PGGM’s Willem Eikelboom, in a newspaper article, has criticised the proposal of Diederik Laman Trip, chairman of the management committee of ING in the Netherlands.
Laman Trip had called for a new type of pension system, based on so-called defined benefit and defined contribution methods, largely for the salaries exceeding modal levels.
The aim was to make the Dutch pension system more robust against financial and stock market risks, by changing current employment time-related pensions to a pension system based on available premiums. According to Laman Trip this would not have any negative repercussions for pension levels and pension security in the future.
According to Eikelboom, a shift in risks would doubtless happen – with negative repercussions. In the current pension system short-term risks, such as inflation and return on investments, are being covered between employers and employees.
For Laman Trip’s vision it is justified to put the full burden of these risks for employees with above modal salaries on the shoulders of the individual contributors.

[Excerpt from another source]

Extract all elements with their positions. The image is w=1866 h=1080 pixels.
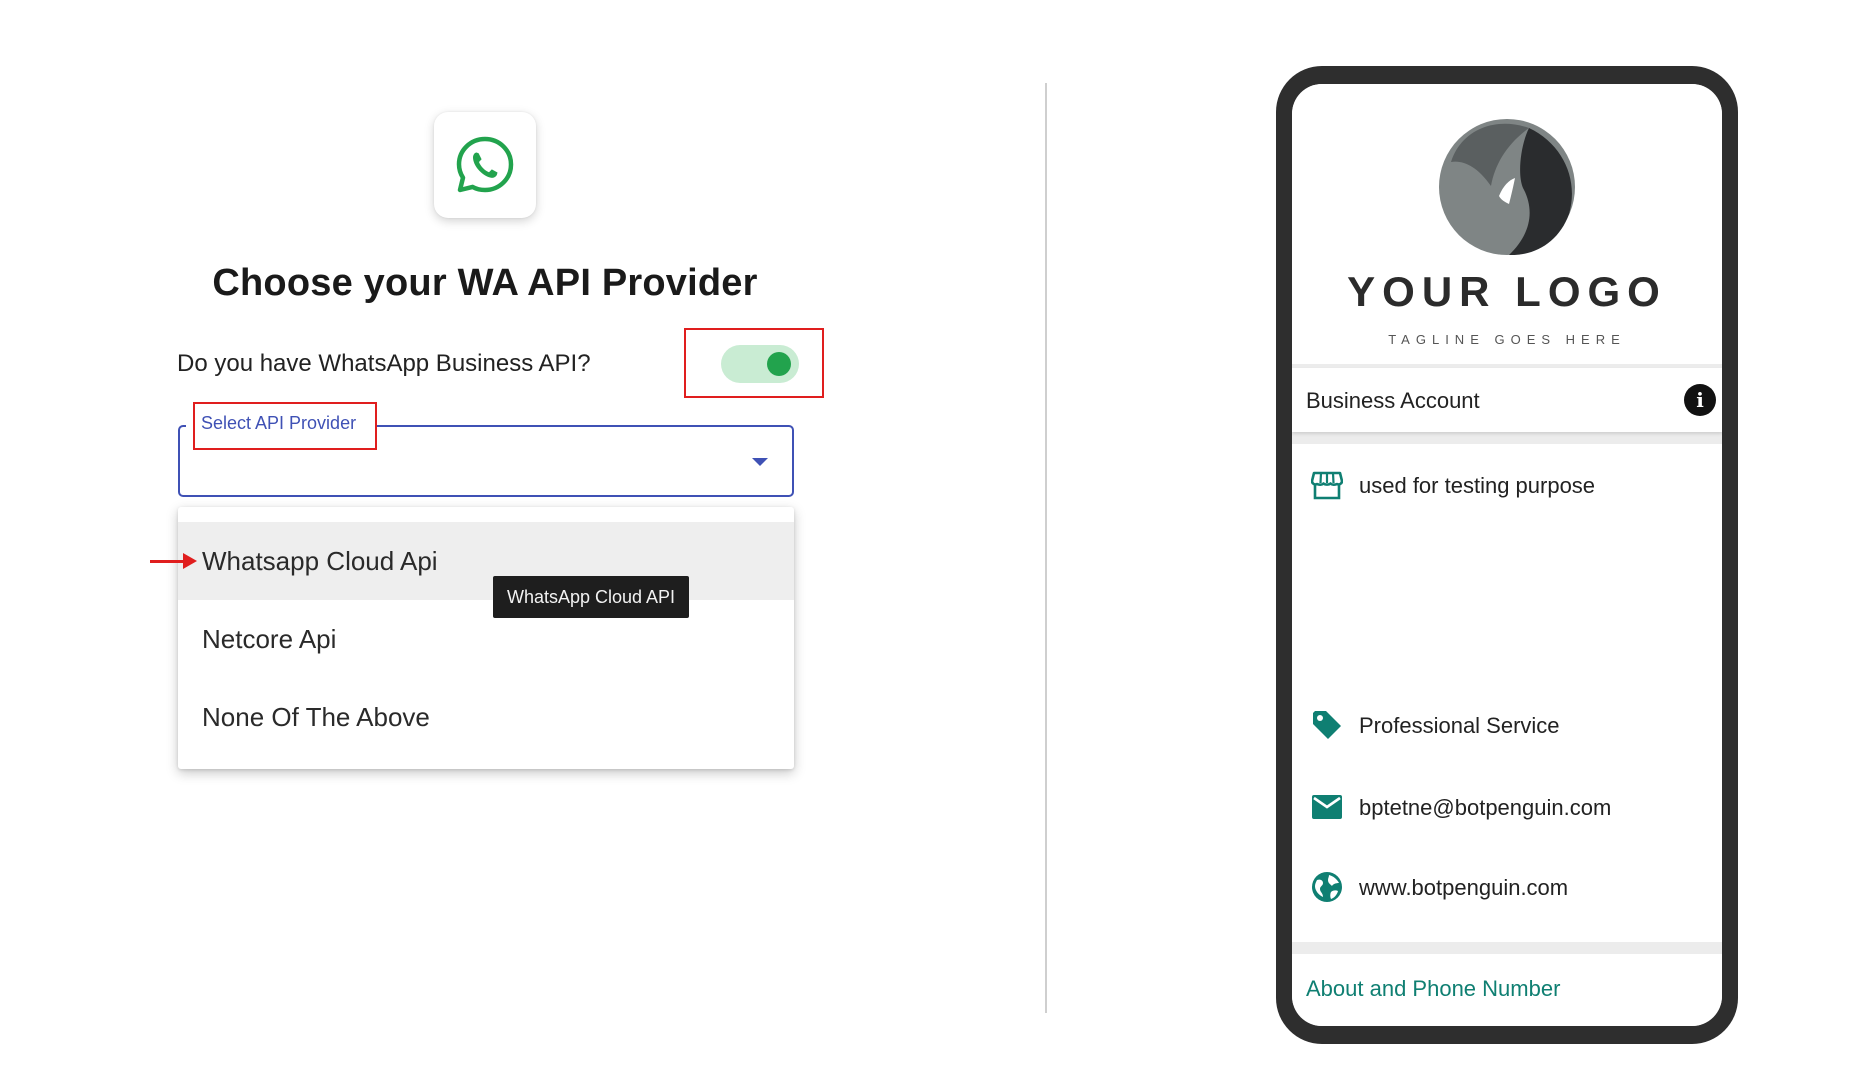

Eikelboom points out that currently within pension funds these risks are spread between all social partners. “Collective solidarity is one of the backbones of a pension fund to cover potential risks, especially if related to short-term risks.”
He said the Dutch Scientific Council for Government Policy assessed the defined benefit and defined contribution systems in 2000.
According to the council, the solidarity in pension build-up is more effective than individually based systems.
In 2004 this is still the council’s stance - especially in the defined benefit the indexation ambition is a part of the financing scheme. Financial buffers were still a part of the current pension law.
He added that individual pension systems lack this factor and that DC systems will not have a financial buffer at all - which results in a lower pension security.
To counter this possible risk an individual pension system will have to increase its contributions. The implementation of this system will definitely result in a lower robustness of the Dutch pension system according to Eikelboom.